Part of the Product Manager’s job is to make sure the ‘right product’ gets built.*

She must think about both the problem and solution to:




(1) Validate the need for the product (the problem)

By making sure there is actually a problem for the product to solve, who the problem affects, and how it affects them.




(2) Build an effective product (the solution):

a) Decide what needs to be done to solve the problem.

b) Communicate what needs to be done to the people who will actually build the product (what your product must do to solve the problem).

c) Monitor progress and steer when necessary.




In software development, tools and techniques to build an effective product include development methodologies like Agile, and actionable metrics.

Validating the need for a product requires a different approach.

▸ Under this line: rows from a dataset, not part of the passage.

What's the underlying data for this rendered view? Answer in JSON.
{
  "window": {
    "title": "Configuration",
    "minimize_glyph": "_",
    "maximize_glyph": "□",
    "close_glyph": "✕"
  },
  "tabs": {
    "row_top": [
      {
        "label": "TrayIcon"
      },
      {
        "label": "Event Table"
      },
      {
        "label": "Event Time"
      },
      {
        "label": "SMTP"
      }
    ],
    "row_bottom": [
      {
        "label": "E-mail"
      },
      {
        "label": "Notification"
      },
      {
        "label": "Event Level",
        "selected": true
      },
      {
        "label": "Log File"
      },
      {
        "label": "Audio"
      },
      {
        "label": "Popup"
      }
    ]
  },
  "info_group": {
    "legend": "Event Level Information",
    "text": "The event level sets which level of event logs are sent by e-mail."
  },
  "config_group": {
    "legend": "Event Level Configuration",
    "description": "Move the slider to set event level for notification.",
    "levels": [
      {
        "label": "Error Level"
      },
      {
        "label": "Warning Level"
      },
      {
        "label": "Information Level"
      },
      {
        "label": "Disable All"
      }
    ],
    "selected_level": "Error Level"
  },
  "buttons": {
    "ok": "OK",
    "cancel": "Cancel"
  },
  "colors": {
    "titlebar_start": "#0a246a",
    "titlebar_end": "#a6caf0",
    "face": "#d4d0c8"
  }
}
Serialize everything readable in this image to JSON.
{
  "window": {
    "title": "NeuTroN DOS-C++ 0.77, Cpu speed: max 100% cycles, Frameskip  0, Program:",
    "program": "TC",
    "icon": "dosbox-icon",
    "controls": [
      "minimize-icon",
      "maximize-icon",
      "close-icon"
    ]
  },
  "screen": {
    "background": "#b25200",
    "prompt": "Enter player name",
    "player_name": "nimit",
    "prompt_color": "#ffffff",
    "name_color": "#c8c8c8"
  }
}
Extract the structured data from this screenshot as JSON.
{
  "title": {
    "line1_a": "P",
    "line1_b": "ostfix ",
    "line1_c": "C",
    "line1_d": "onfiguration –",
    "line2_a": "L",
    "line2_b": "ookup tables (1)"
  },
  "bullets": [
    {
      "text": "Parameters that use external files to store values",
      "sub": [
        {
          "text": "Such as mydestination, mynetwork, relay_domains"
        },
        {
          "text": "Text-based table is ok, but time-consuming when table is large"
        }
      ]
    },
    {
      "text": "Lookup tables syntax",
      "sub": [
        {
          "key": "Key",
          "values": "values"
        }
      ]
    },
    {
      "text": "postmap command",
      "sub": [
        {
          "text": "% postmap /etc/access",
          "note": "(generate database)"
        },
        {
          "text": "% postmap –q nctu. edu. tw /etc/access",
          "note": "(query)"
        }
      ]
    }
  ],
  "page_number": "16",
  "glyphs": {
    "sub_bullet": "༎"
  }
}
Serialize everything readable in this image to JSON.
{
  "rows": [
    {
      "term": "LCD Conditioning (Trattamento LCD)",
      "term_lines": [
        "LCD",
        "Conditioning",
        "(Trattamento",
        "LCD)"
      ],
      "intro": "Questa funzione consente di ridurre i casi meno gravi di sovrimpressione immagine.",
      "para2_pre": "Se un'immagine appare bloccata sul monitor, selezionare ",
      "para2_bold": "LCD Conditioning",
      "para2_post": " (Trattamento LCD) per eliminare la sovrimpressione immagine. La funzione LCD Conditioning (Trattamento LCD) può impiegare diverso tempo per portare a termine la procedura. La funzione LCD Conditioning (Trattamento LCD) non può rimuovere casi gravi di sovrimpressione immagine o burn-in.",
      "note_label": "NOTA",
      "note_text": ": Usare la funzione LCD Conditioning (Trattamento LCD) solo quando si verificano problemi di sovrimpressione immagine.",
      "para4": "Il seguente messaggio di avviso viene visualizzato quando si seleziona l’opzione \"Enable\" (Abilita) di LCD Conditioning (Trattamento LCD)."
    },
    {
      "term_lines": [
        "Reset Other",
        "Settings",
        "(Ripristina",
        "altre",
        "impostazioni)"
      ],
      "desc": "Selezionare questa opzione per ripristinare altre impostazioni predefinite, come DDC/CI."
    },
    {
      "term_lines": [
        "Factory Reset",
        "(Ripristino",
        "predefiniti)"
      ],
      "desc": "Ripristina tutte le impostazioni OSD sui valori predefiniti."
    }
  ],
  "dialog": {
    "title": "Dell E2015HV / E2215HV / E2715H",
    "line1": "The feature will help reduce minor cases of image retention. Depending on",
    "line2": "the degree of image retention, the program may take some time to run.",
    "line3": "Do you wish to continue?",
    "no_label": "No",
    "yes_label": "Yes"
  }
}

Key challenges are finding a problem in the first place, and establishing that the problem needs solving.

Steve Blank, and others in the world of tech startups discuss the problem/solution distinction in detail. Seth Godin talks about avoiding solving the wrong problem too.

The challenge for product managers, particularly those operating in established businesses with solid-looking boundaries and established-looking ‘best practices’, is try to apply some of what people like Steve, Eric, Seth and others teach.

Most importantly building the ‘right product’ means spending enough time in the problem space, and avoiding getting stuck in the more familiar solution space too soon, or for too long.








*’product manager’ is a term with different meanings in different contexts. The ‘problem/solution confusion issue’ is applicable everyone responsible for delivering an outcome, and who has some control (even indirectly) over both the problem and solution space. For example, this definition would includes many project managers and most entrepreneurs.